Trump, unlike most of his predecessors, doesn’t release copies of his speeches before delivering them, but he and his staff did offer excerpts, and aides hinted at a coming-together kind of address, a reach across the aisle to try to bridge the gap between a deep partisan divide.
What made the speech compelling as television was, among other things, the question as to whether Trump would actually follow that road map. Would he be Teleprompter Trump or Twitter Trump, two aspects of his personality that bear little resemblance to one another?

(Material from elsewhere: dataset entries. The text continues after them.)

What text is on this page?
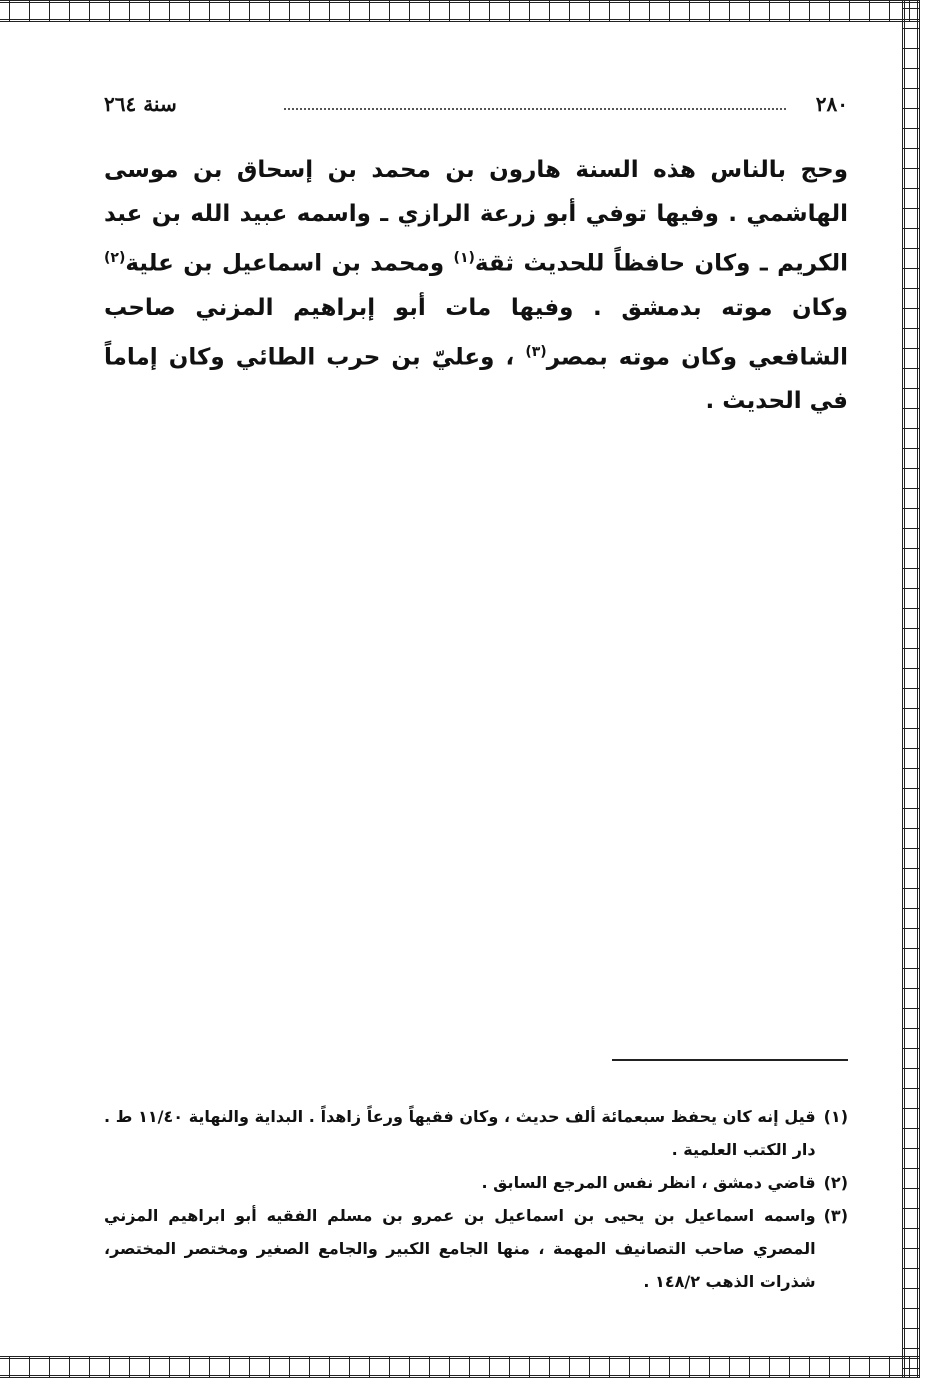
٢٨٠
سنة ٢٦٤

وحج بالناس هذه السنة هارون بن محمد بن إسحاق بن موسى الهاشمي . وفيها توفي أبو زرعة الرازي ـ واسمه عبيد الله بن عبد الكريم ـ وكان حافظاً للحديث ثقة$^{(١)}$ ومحمد بن اسماعيل بن علية$^{(٢)}$ وكان موته بدمشق . وفيها مات أبو إبراهيم المزني صاحب الشافعي وكان موته بمصر$^{(٣)}$ ، وعليّ بن حرب الطائي وكان إماماً في الحديث .

(١)
قيل إنه كان يحفظ سبعمائة ألف حديث ، وكان فقيهاً ورعاً زاهداً . البداية والنهاية ١١/٤٠ ط . دار الكتب العلمية .
(٢)
قاضي دمشق ، انظر نفس المرجع السابق .
(٣)
واسمه اسماعيل بن يحيى بن اسماعيل بن عمرو بن مسلم الفقيه أبو ابراهيم المزني المصري صاحب التصانيف المهمة ، منها الجامع الكبير والجامع الصغير ومختصر المختصر، شذرات الذهب ١٤٨/٢ .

There was a little of both on display, it turned out, as Trump opened the speech by appealing to both sides of the aisle: “We meet tonight at a moment of unlimited potential,” he began. “As we begin a new Congress, I stand here ready to work with you to achieve historic breakthroughs for all Americans. Millions of our fellow citizens are watching us now, gathered in this great chamber, hoping that we will govern not as two parties but as one nation.”
That, of course, drew thunderous applause and a standing ovation by Republicans and Democrats – one of 102 times the speech was interrupted by applause, according to Fox News.
But the applause wasn’t always universal, and Trump wasn’t always so chummy – he made explicit references to abortion that had the GOP cheering and Democrats sitting on their hands, as just one example. And he made references to building a wall along the southern border of the U.S., perhaps the subject of the greatest division among Americans (or so the media tell us). That, too, divided the audience.
Of course, everyone noticed. In many ways, the State of the Union has become a made-for-TV event, in which we monitor body language (watching how California Rep. Nancy Pelosi, the speaker of the House, reacted was a favorite parlor game on social media) and reaction and try to parse meaning out of almost everything. Did Kentucky Sen. Mitch McConnell, the Senate majority leader, really clap fewer times than New York Rep. Alexandria Ocasio-Cortez, the high-profile Democratic star?
Probably not, but the networks did capture McConnell pointedly not cheering a few applause lines, images that doubtless will launch a thousand think pieces and offer fodder for talking heads for days. (Ocasio-Cortez, for her part, applauded even less than her Democratic peers, but she did clap occasionally.)
As for the idiotic chants of “USA! USA!” by both sides, well, come on, folks. You’re members of Congress, not fans at a hockey game. Jingoism isn’t patriotism.
What does it all mean? Who knows? Maybe McConnell had a stomachache. But this is one of those times when everyone – the media, the political class and everyone watching – tries to read something into everything.
There were some genuinely great TV moments. Many of the women Democratic members of the House and Senate dressed in white, a salute to the women’s suffragist movement. (Arizona Sen. Kyrsten Sinema, whose taste in fashion has made headlines, notably work dark pink. Which obviously means … who knows?)
They were easy to spot, sitting together. At one point, Trump said, “No one has benefited more from our thriving economy than women, who have filled 58 percent of the newly created jobs last year,” and the white-clad contingent stood up and cheered wildly, a pretty funny (and unintended by Trump) recognition that this Congress has more women members than any in history.
“You weren’t supposed to do that,” Trump said, a rare display of poking fun at himself.
“All Americans can be proud that we have more women in the workforce than ever before,” he continued, before adding, “Don’t sit yet. You’re going to like this.”
Then he said, “Exactly one century after Congress passed the constitutional amendment giving women the right to vote, we also have more women serving in Congress than at anytime before.”
It was funny and inspiring. Most of all, it was welcome, and it was compelling TV for the reason any good TV is: It was unexpected.